A Folha flagrou quatro “operações prefeito” nas últimas semanas -três na zona leste e uma na zona sul da cidade. Na última sexta, por exemplo, conforme reportagem publicada ontem pelo jornal, Kassab vistoriou às 10h30 obras de um viaduto no Tatuapé. Pouco antes das 9h, equipes de garis recolhiam às pressas lixo e entulho da calçada e do canteiro central. Com o seguinte detalhe: 200 metros abaixo ou acima, a cidade real -suja, descuidada- permanecia intacta.

Como o personagem do filme “The Truman Show”, o prefeito poderia alegar ignorância da farsa que protagoniza. Seria até simpática a hipótese de que também seja vítima de seu próprio espetáculo. Mas isso obviamente não é verdade.

O teatro da gestão Kassab explica o que é “governo de fachada”. Funcionários públicos (ou contratados com dinheiro público, tanto faz) são convocados a atuar a serviço do prefeito -e não da cidade. Executam de afogadilho, para fins promocionais do poder, tarefas comezinhas de manutenção que a rotina da administração não cumpre.

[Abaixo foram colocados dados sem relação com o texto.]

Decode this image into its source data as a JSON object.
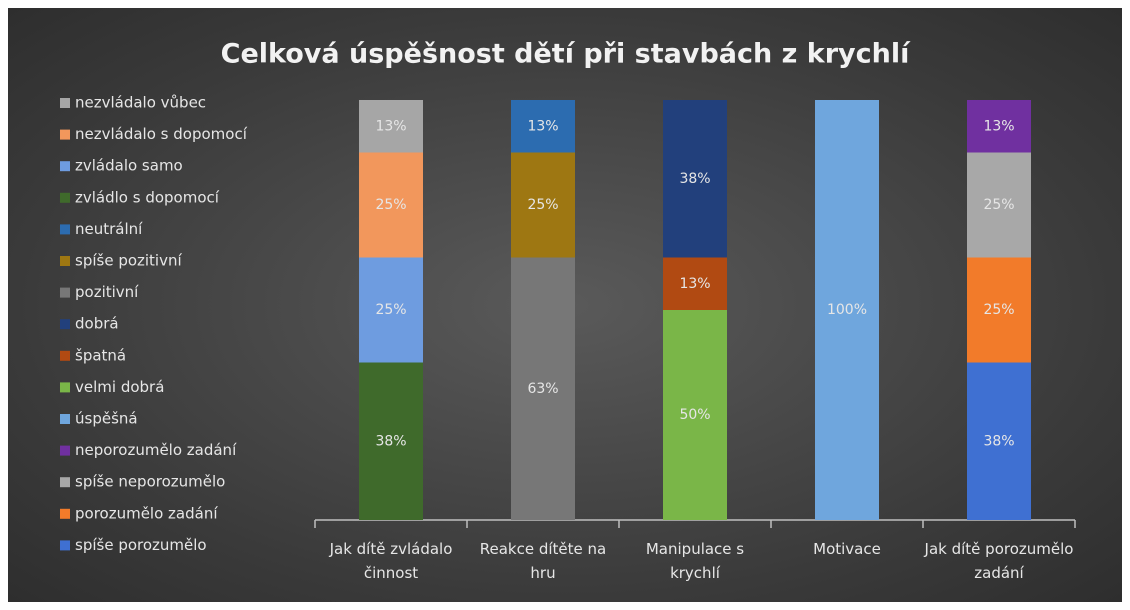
{
  "chart_data": {
    "type": "stacked_bar_100",
    "title": "Celková úspěšnost dětí při stavbách z krychlí",
    "categories": [
      "Jak dítě zvládalo činnost",
      "Reakce dítěte na hru",
      "Manipulace s krychlí",
      "Motivace",
      "Jak dítě porozumělo zadání"
    ],
    "series": [
      {
        "name": "nezvládalo vůbec",
        "color": "#a6a6a6",
        "values": [
          12.5,
          null,
          null,
          null,
          null
        ],
        "value_labels": [
          "13%",
          null,
          null,
          null,
          null
        ]
      },
      {
        "name": "nezvládalo s dopomocí",
        "color": "#f2975c",
        "values": [
          25,
          null,
          null,
          null,
          null
        ],
        "value_labels": [
          "25%",
          null,
          null,
          null,
          null
        ]
      },
      {
        "name": "zvládalo samo",
        "color": "#6e9ce0",
        "values": [
          25,
          null,
          null,
          null,
          null
        ],
        "value_labels": [
          "25%",
          null,
          null,
          null,
          null
        ]
      },
      {
        "name": "zvládlo s dopomocí",
        "color": "#3f6a2b",
        "values": [
          37.5,
          null,
          null,
          null,
          null
        ],
        "value_labels": [
          "38%",
          null,
          null,
          null,
          null
        ]
      },
      {
        "name": "neutrální",
        "color": "#2c6cb0",
        "values": [
          null,
          12.5,
          null,
          null,
          null
        ],
        "value_labels": [
          null,
          "13%",
          null,
          null,
          null
        ]
      },
      {
        "name": "spíše pozitivní",
        "color": "#9e7712",
        "values": [
          null,
          25,
          null,
          null,
          null
        ],
        "value_labels": [
          null,
          "25%",
          null,
          null,
          null
        ]
      },
      {
        "name": "pozitivní",
        "color": "#777777",
        "values": [
          null,
          62.5,
          null,
          null,
          null
        ],
        "value_labels": [
          null,
          "63%",
          null,
          null,
          null
        ]
      },
      {
        "name": "dobrá",
        "color": "#22407c",
        "values": [
          null,
          null,
          37.5,
          null,
          null
        ],
        "value_labels": [
          null,
          null,
          "38%",
          null,
          null
        ]
      },
      {
        "name": "špatná",
        "color": "#b14a12",
        "values": [
          null,
          null,
          12.5,
          null,
          null
        ],
        "value_labels": [
          null,
          null,
          "13%",
          null,
          null
        ]
      },
      {
        "name": "velmi dobrá",
        "color": "#7ab648",
        "values": [
          null,
          null,
          50,
          null,
          null
        ],
        "value_labels": [
          null,
          null,
          "50%",
          null,
          null
        ]
      },
      {
        "name": "úspěšná",
        "color": "#6fa6dd",
        "values": [
          null,
          null,
          null,
          100,
          null
        ],
        "value_labels": [
          null,
          null,
          null,
          "100%",
          null
        ]
      },
      {
        "name": "neporozumělo zadání",
        "color": "#7030a0",
        "values": [
          null,
          null,
          null,
          null,
          12.5
        ],
        "value_labels": [
          null,
          null,
          null,
          null,
          "13%"
        ]
      },
      {
        "name": "spíše neporozumělo",
        "color": "#a8a8a8",
        "values": [
          null,
          null,
          null,
          null,
          25
        ],
        "value_labels": [
          null,
          null,
          null,
          null,
          "25%"
        ]
      },
      {
        "name": "porozumělo zadání",
        "color": "#f27b2a",
        "values": [
          null,
          null,
          null,
          null,
          25
        ],
        "value_labels": [
          null,
          null,
          null,
          null,
          "25%"
        ]
      },
      {
        "name": "spíše porozumělo",
        "color": "#3f70d2",
        "values": [
          null,
          null,
          null,
          null,
          37.5
        ],
        "value_labels": [
          null,
          null,
          null,
          null,
          "38%"
        ]
      }
    ]
  }
}
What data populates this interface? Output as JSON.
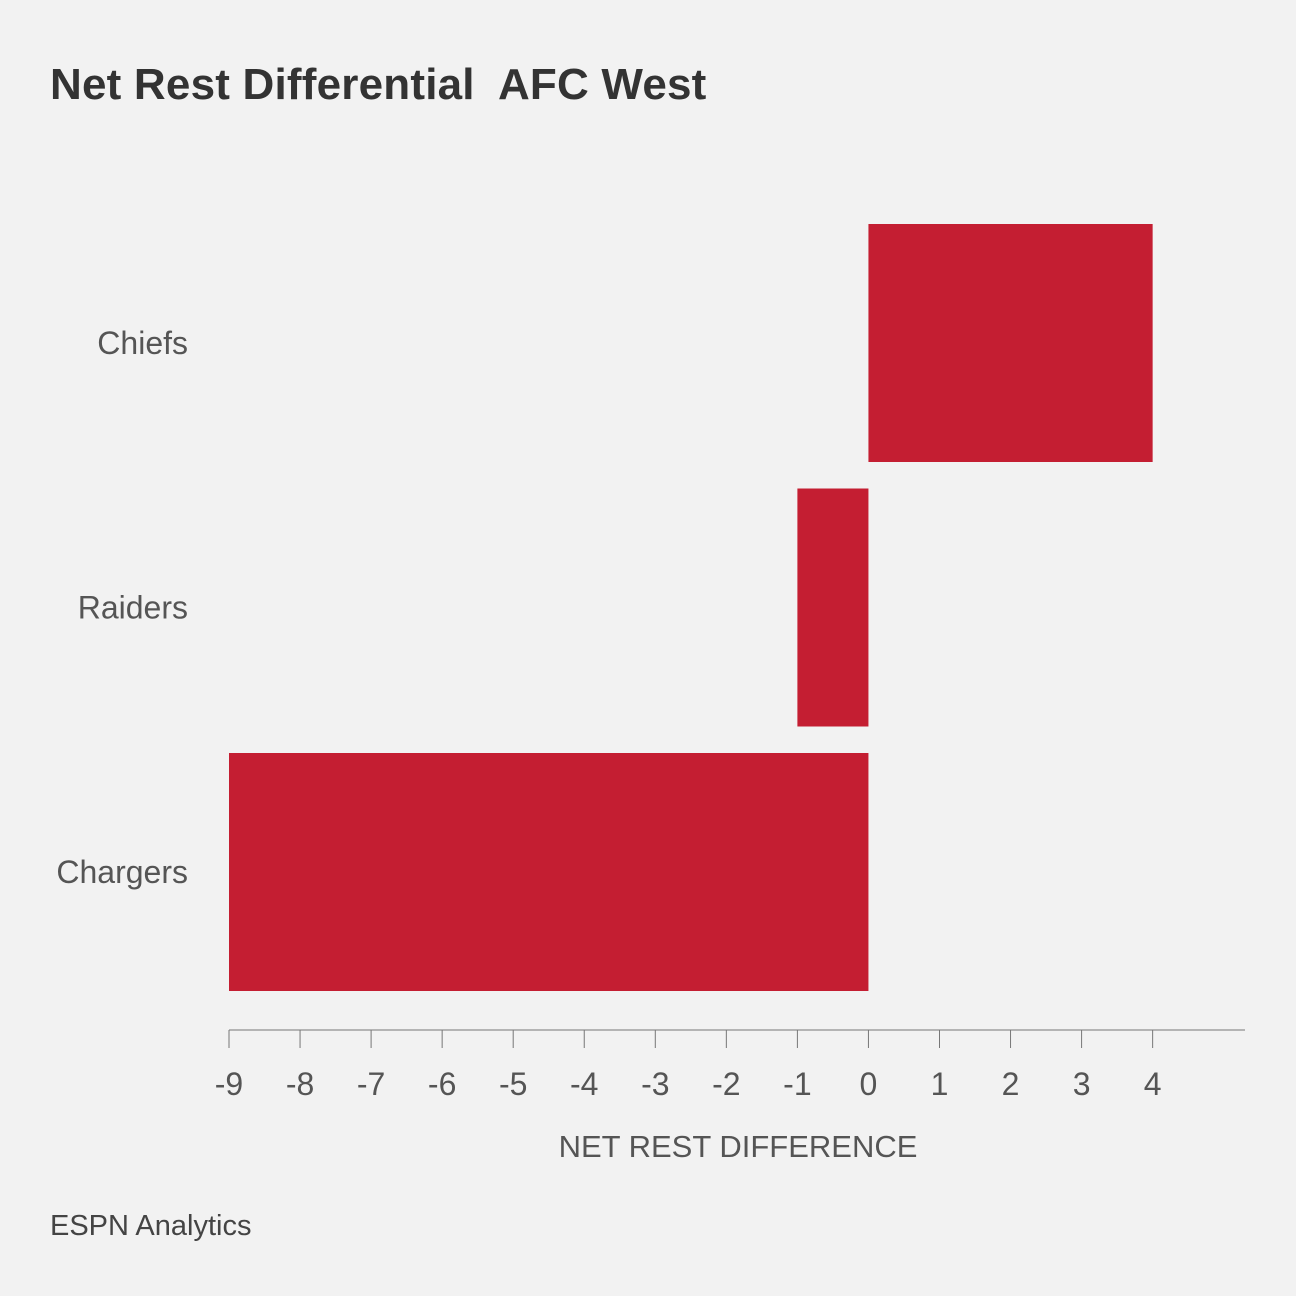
{
  "title": "Net Rest Differential  AFC West",
  "source": "ESPN Analytics",
  "colors": {
    "background": "#f2f2f2",
    "bar": "#c41e32",
    "text": "#333333",
    "axis": "#555555"
  },
  "chart_data": {
    "type": "bar",
    "orientation": "horizontal",
    "categories": [
      "Chiefs",
      "Raiders",
      "Chargers"
    ],
    "values": [
      4,
      -1,
      -9
    ],
    "xlabel": "NET REST DIFFERENCE",
    "ylabel": "",
    "xlim": [
      -9,
      5.3
    ],
    "xticks": [
      -9,
      -8,
      -7,
      -6,
      -5,
      -4,
      -3,
      -2,
      -1,
      0,
      1,
      2,
      3,
      4
    ],
    "grid": false,
    "legend": "none"
  }
}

Não é apenas o trânsito que não funciona; não é só o IPTU que subiu; não são as enchentes que nos colocam diante do colapso da cidade -além (ou aquém) disso tudo, difunde-se a percepção de que São Paulo está sendo muito maltratada no seu dia a dia mais ordinário.

É triste e irônico. O mesmo prefeito que criou o Cidade Limpa -um marco histórico- precisa agora encenar até a limpeza da cidade que mal consegue governar.